As políticas “econômicas”, assim denominadas porque interessam aos que detêm o poder, mas que deveriam ser chamadas, dado o dano social que costumam causar, de “antissociais”, e as “sociais”, que as elites tendem a considerar “antieconômicas”, porque subtraem recursos à acumulação de capital, reforçam a exclusão.
Embora existam algumas política sociais que não chegam a contrariar severamente as elites, como a da Bolsa Família, que dada à “periculosidade” do problema e à sua atrativa relação “custo benefício” (0,4% do PIB beneficiaram 30 milhões de brasileiros) também as favorecem, há outras, também de natureza compensatória, a implementar. Sem falar naquelas que, depois de “dar o peixe”, coisa que precisará ser feita durante muito tempo ainda, devem procurar “ensinar a pescar”.
Aqueles 4 mil dólares de arrecadação per capita são gastos segundo um perfil que é um espelho da concentração de poder. Como o “cobertor e curto”, a inclusão social não demanda apenas aumentar a arrecadação; há que orientá-la para custear as políticas necessárias para promover justiça, equidade e responsabilidade ambiental.
O modo como hoje se implementa essas políticas não contribui, como poderia, para gerar impactos que potencializem o esforço que o próprio governo vem fazendo. Dos quase 40% do PIB que arrecada, mais da metade é gasto comprando das empresas os bens e serviços (transporte, energia, educação, saúde, segurança, comunicação, habitação, etc.) que chegam aos cidadãos através das políticas públicas.
O “Minha casa minha vida”, por exemplo, entregou 97% os recursos às empreiteiras (que estão entre as que mais corrompem), quando 54% das casas brasileiras são construídas pelos seus moradores (e entre os mais pobres, provavelmente, 100%). Outras oportunidades de gerar trabalho e renda, mobilizando outros agentes econômico-produtivos através da utilização do poder de compra do Estado, não são ainda percebidas.
Há que identificar e explorar oportunidades associadas a programas governamentais. Um exemplo: o fato de que o Brasil é líder mundial em reciclagem de alumínio evidencia a possibilidade de estender a cadeia produtiva do alumínio, que hoje termina na venda da sucata aos atravessadores, até as esquadrias, fogões, móveis, etc., para as casas que serão construídas.
Orientar as compras públicas para os empreendimentos que, operando em redes de Economia Solidária e com Tecnologia Social, em unidades de pequena escala, autogestionárias, com propriedade coletiva dos meios de produção e pouco demandantes de qualificação formal, é algo que se pode fazer para potencializar a geração de trabalho e renda mediante a produção desses bens.
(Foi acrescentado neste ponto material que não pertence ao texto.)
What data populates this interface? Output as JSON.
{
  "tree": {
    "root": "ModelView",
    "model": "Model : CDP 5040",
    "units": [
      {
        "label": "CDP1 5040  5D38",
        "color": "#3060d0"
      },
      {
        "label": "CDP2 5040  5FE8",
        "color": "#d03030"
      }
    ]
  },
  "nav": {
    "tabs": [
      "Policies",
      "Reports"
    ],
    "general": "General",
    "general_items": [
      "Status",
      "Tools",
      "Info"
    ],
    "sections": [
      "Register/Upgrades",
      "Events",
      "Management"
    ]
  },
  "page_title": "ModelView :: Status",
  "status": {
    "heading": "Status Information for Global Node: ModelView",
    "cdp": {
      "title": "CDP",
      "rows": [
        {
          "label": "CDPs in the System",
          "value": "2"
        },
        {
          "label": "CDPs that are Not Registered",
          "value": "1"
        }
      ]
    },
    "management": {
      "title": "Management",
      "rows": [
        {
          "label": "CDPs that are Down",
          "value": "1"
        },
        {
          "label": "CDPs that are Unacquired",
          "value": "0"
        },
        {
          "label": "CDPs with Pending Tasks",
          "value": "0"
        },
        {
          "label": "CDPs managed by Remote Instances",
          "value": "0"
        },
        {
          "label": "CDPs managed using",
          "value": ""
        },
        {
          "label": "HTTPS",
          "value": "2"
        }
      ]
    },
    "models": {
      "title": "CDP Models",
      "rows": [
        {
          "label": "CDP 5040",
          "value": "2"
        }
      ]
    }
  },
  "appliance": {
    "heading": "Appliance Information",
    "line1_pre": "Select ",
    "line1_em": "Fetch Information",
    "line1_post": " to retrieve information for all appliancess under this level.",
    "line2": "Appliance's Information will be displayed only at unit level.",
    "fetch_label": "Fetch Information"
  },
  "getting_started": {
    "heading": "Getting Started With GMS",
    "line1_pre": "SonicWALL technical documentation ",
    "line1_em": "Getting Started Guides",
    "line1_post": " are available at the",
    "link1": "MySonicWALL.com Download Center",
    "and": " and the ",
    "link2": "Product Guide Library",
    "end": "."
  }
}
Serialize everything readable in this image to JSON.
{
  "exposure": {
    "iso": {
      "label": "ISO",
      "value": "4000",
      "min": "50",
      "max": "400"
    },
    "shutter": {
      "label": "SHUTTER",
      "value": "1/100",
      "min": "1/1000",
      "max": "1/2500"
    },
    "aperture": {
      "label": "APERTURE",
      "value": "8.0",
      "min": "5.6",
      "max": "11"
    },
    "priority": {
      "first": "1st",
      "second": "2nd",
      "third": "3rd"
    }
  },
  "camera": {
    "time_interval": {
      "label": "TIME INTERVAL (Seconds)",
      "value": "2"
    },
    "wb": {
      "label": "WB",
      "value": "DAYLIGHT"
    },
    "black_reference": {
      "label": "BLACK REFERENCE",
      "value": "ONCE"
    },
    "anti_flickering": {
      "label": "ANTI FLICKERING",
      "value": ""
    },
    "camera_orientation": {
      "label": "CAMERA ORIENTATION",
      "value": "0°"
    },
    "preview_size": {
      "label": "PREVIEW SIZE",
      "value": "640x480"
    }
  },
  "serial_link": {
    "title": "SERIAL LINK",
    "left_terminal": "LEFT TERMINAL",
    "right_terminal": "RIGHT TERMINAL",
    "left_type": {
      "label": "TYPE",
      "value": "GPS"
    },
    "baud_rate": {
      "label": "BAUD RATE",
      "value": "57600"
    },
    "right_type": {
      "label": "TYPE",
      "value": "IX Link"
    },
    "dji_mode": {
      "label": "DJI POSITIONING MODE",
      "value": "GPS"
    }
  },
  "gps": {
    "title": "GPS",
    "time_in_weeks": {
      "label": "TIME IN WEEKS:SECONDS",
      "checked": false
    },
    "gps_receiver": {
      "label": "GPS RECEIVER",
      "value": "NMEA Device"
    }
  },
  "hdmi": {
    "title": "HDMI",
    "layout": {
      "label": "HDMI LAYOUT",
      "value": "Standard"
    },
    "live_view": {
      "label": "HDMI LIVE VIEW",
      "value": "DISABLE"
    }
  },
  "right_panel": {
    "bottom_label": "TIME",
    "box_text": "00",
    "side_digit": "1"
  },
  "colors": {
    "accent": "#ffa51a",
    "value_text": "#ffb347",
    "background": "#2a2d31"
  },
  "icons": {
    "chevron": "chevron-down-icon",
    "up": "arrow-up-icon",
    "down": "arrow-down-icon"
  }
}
Uma iniciativa já em curso é a que obriga as prefeituras a adquirir 30% da alimentação escolar da agricultura familiar.
Meu terceiro e último destaque é sobre a demanda de “mais educação”: antes de prometer mais recursos, é necessário “decodificá-la”.
Embora tenha trocado bandeira do “emprego e salário” que o capitalismo inviabiliza em todo o mundo pela do “trabalho e renda”, a esquerda não tem conseguido içá-la. Não é tentando “amestrar” os que se encontram na marginalidade para serem “incluídos” na economia formal que vamos resolver o seu problema.
Somos quase 200 milhões, e 160 em idade de trabalhar. Partindo dos 28 milhões de empregos formais do fim do governo neoliberal conseguimos chegar a quase 45. Nos últimos dez anos, com tudo “dando certo” (extensão da previdência, bolsa família, aumento do salário mínimo, boom das commodities) o emprego formal tem aumentado 1,5 milhão/ano. Mesmo sem considerar que 94% deles recebem menos de 1,5 salário mínimo, é evidente que a receita neodesenvolvimentista não irá absorver os mais de 2 milhões/ano que se somam aos que querem trabalhar.
Para atender o que a população está pedindo, que o governo ajude a criar oportunidades de trabalho e renda, há que desmontar o consenso desenvolvimentista que o neoliberalismo reforçou com a falácia da “empregabilidade” e que a esquerda ainda aceita, de uma educação amestrada que favoreça trabalhadores e empresários.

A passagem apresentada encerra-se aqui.